Most Bible scholars concur that the battle mentioned in Revelation 16.14-16 occurs 1,000 years earlier than assault and annihilation described in Revelation 20.7-10, as stated clearly in v. 7–“when the thousand years are ended.”

But the main thing Jack Wellman and I, and all Christians for that matter, can agree on about this matter is that scripture assures us God will be victorious over his enemies and ours. Yet many people, including Christians, are taken back by such violence executed by the formerly loving and peaceful, non-vioent Jesus at his second coming. Thus, many think these biblical texts should not be interpreted literally.

On the contrary, this is failure to understand how awful, how wicked, the world will be at the end of the age. It will be like in the days of Noah. The book of Genesis says of that time, “the wickedness of humankind was great in the earth, and that every inclination of the thoughts of their hearts was only evil continually,” and it twice says “the earth was/is filled with violence” (Genesis 6.5, 11, 13). That is how it will be at the end of this age. Many of God’s people will be put to death as martyrs for their faith in Jesus because the Devil will then make war on the saints (e.g., Daniel 7.21, 25; Revelation 12.17; 13.7, 11-18).
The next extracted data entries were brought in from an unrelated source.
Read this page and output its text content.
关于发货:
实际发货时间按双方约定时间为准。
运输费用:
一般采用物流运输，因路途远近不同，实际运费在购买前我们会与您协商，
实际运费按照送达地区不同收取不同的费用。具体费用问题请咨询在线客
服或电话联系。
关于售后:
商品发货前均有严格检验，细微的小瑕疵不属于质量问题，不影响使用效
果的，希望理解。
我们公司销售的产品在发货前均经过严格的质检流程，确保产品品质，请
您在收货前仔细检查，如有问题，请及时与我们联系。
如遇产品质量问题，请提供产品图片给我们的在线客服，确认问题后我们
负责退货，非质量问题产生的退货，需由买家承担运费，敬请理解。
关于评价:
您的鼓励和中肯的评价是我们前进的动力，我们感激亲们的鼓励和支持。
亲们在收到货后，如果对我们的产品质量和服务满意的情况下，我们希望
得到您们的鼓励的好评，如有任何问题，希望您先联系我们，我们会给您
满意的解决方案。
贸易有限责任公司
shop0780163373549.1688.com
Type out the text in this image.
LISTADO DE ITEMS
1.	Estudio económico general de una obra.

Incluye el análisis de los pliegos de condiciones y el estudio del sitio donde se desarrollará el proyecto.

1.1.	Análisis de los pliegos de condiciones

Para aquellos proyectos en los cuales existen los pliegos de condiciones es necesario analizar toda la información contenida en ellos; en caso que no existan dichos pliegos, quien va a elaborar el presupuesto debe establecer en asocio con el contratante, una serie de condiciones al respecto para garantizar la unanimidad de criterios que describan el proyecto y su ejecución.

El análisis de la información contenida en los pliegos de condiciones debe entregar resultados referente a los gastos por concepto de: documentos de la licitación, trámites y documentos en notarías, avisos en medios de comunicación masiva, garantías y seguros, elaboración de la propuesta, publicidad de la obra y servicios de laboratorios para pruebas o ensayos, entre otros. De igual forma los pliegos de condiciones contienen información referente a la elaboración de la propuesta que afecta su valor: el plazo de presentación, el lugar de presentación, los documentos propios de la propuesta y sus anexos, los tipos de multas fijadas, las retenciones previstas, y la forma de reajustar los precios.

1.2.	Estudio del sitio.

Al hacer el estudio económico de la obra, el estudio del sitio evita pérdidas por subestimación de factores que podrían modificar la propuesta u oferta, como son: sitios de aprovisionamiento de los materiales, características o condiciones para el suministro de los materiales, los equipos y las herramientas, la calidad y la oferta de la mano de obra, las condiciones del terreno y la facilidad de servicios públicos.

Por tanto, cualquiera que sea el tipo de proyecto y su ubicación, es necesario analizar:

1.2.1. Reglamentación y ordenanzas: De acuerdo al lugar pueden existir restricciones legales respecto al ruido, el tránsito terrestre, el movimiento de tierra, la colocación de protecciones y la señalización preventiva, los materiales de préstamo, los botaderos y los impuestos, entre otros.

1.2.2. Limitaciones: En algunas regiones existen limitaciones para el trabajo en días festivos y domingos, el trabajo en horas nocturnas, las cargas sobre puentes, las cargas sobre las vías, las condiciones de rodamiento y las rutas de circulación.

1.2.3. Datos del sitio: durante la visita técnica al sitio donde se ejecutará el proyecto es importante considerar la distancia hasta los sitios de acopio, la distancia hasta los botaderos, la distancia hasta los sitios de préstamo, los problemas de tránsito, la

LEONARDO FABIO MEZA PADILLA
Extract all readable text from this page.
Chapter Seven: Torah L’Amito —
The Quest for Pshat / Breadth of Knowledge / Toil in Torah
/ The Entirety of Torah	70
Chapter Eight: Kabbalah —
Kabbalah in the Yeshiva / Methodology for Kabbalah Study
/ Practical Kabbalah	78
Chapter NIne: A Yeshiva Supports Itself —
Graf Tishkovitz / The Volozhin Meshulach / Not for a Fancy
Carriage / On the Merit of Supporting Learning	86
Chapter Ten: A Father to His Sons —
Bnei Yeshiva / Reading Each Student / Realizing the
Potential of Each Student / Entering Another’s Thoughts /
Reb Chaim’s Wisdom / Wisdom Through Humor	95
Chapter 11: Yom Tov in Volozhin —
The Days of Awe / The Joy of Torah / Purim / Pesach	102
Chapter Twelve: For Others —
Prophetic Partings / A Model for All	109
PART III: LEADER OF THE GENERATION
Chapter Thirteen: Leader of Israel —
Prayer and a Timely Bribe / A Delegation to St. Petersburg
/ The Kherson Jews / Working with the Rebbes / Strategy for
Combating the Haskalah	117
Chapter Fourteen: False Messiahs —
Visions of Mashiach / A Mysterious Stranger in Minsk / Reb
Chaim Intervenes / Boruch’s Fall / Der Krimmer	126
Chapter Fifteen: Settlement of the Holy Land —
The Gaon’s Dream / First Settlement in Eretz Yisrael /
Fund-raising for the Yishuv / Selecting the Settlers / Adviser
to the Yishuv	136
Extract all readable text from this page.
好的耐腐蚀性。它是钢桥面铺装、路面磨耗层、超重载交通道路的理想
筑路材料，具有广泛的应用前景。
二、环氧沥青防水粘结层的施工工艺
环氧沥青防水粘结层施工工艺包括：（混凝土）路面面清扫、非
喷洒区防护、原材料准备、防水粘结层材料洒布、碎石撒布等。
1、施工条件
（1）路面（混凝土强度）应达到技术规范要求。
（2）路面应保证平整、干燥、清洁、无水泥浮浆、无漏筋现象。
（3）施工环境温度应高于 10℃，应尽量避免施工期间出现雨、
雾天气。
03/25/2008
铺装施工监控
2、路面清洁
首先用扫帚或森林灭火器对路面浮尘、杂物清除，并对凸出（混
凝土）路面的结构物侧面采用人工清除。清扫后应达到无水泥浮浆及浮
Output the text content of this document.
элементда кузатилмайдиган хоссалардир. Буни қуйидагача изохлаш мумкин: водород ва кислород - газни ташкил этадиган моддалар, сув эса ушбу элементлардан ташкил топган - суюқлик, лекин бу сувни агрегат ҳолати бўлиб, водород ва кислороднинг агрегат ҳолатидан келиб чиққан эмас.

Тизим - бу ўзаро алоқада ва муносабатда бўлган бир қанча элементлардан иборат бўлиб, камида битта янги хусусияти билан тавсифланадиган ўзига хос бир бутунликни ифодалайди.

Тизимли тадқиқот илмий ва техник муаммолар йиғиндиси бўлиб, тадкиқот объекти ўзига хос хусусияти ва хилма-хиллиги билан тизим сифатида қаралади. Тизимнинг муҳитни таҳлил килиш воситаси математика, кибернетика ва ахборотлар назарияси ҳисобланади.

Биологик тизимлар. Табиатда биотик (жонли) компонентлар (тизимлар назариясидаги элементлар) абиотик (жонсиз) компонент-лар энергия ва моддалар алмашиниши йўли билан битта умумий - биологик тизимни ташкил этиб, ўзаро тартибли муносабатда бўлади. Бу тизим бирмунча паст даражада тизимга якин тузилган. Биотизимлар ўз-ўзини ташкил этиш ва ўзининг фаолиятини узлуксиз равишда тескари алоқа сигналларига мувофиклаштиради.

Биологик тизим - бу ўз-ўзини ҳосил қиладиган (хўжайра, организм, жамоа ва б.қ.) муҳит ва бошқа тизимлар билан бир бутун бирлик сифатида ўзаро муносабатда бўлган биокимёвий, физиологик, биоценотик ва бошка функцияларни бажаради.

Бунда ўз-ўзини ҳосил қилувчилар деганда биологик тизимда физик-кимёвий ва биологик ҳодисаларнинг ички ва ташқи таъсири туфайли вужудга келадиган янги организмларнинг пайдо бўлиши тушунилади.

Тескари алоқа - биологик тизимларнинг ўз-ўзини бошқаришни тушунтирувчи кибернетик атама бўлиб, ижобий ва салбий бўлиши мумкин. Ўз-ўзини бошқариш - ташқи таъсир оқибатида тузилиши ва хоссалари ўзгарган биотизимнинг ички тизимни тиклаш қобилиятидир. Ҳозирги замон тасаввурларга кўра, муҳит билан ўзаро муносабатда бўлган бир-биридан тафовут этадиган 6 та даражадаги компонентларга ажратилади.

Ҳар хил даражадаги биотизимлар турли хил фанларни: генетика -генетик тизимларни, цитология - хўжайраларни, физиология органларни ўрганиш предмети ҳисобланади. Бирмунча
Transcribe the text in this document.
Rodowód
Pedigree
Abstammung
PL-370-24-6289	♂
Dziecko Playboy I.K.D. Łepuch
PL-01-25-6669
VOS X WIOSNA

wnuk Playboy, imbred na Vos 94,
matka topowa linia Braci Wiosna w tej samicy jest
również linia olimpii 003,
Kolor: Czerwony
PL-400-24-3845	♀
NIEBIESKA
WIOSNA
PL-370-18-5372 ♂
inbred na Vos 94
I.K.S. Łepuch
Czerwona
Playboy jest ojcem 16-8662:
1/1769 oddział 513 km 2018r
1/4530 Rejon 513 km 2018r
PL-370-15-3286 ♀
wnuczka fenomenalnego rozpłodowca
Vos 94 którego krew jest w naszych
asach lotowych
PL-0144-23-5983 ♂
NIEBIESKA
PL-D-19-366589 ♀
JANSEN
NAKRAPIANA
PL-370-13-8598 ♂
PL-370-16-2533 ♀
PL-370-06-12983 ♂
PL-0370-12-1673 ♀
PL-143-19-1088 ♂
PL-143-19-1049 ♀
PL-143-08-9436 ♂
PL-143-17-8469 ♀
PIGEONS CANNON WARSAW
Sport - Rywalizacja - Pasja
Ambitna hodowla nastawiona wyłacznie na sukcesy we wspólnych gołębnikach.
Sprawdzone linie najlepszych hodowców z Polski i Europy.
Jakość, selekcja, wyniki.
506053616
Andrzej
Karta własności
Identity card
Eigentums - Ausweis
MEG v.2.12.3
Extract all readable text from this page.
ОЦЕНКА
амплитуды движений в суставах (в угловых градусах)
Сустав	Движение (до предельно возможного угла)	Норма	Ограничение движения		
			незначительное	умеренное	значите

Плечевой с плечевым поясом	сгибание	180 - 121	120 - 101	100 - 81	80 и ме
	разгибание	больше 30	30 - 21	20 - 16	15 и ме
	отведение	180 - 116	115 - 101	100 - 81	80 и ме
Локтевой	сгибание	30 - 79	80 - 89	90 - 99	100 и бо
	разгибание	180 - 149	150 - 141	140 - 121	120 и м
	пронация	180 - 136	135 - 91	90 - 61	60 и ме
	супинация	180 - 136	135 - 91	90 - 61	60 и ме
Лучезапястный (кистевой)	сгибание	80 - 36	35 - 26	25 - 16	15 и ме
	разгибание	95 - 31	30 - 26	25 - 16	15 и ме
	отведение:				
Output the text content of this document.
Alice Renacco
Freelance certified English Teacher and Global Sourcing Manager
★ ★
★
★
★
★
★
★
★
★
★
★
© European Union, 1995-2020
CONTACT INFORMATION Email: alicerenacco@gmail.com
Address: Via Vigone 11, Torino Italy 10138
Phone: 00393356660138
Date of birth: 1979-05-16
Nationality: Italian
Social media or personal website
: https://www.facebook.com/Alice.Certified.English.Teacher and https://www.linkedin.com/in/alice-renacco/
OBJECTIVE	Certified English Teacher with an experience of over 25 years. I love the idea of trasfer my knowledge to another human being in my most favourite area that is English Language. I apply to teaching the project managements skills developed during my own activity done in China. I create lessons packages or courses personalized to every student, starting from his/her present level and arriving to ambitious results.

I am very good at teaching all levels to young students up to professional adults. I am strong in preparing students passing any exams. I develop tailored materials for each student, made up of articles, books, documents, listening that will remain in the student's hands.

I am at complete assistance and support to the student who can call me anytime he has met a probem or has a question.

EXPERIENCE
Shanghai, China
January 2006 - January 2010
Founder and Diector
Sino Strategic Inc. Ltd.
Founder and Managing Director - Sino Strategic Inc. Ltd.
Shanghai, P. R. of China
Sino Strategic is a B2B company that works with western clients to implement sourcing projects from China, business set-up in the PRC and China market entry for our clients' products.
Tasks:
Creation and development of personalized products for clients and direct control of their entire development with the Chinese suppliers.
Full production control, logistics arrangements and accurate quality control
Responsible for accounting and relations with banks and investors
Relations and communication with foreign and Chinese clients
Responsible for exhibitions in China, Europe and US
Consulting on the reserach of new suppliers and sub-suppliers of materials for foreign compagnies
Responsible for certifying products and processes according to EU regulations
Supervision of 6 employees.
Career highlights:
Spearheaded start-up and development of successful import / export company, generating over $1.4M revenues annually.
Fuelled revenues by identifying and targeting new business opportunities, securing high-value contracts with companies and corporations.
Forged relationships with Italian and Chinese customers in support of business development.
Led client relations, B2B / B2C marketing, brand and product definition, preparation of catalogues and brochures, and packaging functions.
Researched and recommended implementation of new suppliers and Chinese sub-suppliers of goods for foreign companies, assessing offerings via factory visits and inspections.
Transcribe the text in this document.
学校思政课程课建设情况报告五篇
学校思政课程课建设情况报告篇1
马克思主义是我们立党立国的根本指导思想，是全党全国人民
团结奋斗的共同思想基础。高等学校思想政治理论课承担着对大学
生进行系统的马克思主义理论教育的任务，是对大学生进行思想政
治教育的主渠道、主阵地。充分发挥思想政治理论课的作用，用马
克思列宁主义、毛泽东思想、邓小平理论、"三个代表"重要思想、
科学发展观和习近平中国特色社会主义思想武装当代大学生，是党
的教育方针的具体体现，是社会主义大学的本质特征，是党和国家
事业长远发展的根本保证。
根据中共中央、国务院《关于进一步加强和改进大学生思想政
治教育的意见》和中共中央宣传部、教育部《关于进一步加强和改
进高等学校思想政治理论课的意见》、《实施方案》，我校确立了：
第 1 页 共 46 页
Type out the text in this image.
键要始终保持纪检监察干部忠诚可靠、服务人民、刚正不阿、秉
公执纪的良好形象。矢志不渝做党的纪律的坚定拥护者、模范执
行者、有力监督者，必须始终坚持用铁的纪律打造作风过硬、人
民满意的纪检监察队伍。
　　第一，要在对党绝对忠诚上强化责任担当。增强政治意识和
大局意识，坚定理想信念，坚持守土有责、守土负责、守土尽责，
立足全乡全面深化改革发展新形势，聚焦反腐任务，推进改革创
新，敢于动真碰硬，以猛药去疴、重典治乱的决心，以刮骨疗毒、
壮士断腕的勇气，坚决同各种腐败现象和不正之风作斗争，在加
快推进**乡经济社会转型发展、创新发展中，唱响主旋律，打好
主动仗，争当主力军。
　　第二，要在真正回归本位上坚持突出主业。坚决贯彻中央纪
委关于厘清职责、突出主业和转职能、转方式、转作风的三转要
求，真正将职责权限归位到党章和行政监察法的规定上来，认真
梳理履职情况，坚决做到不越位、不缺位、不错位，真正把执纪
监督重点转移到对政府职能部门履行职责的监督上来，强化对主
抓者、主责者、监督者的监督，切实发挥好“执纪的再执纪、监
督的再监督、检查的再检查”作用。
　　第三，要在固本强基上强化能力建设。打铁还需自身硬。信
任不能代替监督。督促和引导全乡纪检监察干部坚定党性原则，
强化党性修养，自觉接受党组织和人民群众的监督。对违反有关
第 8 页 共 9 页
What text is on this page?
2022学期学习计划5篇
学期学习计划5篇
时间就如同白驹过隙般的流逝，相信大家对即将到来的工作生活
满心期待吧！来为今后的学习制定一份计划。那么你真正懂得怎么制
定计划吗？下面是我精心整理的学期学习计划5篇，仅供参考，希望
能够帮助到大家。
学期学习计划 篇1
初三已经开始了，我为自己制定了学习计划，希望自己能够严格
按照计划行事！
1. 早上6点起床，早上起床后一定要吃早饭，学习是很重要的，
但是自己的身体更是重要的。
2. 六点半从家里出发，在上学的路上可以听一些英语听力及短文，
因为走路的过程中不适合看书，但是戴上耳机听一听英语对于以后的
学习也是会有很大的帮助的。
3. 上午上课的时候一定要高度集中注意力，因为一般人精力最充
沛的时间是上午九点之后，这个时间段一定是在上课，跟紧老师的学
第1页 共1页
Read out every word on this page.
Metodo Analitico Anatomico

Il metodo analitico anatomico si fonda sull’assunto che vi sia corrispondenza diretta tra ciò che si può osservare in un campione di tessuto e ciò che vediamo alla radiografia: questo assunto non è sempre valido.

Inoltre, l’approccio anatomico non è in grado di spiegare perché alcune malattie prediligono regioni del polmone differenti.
In fact, Jesus once taught a parable in Luke 18.2-8 that relates to this subject. It was about a widow who kept badgering a judge to grant her justice against her opponent. Finally, the judge said, “because this widow keeps bothering me, I will grant her justice” (v. 5). Jesus then asked his disciples concerning himself at his future second coming, “when the Son of Man comes, will he find faith on earth?” (Luke 18.8). I think the correct answer is “very little.” It will be because there has been so much injustice on earth in those latter days, resulting in so many of God’s people having been put to death for faith in him and Jesus.

The Bible teaches most adamantly that there will come a time in the future when God will rise up from his heavenly throne in great anger due to what is going on down on earth. Then Isaiah says, “The LORD goes forth like a soldier, like a warrior he stirs up his fury; he cries out, he shouts aloud, he shows himself mighty against his foes” (Isaiah 42.13). Then he sends Jesus to carry out what so many people in our day think is “the battle of Armageddon,” but instead, it will be “the battle of the great day of God Almighty” that will be centered in Jerusalem, which will thereafter become “the city of the great king”–MessiahJesus.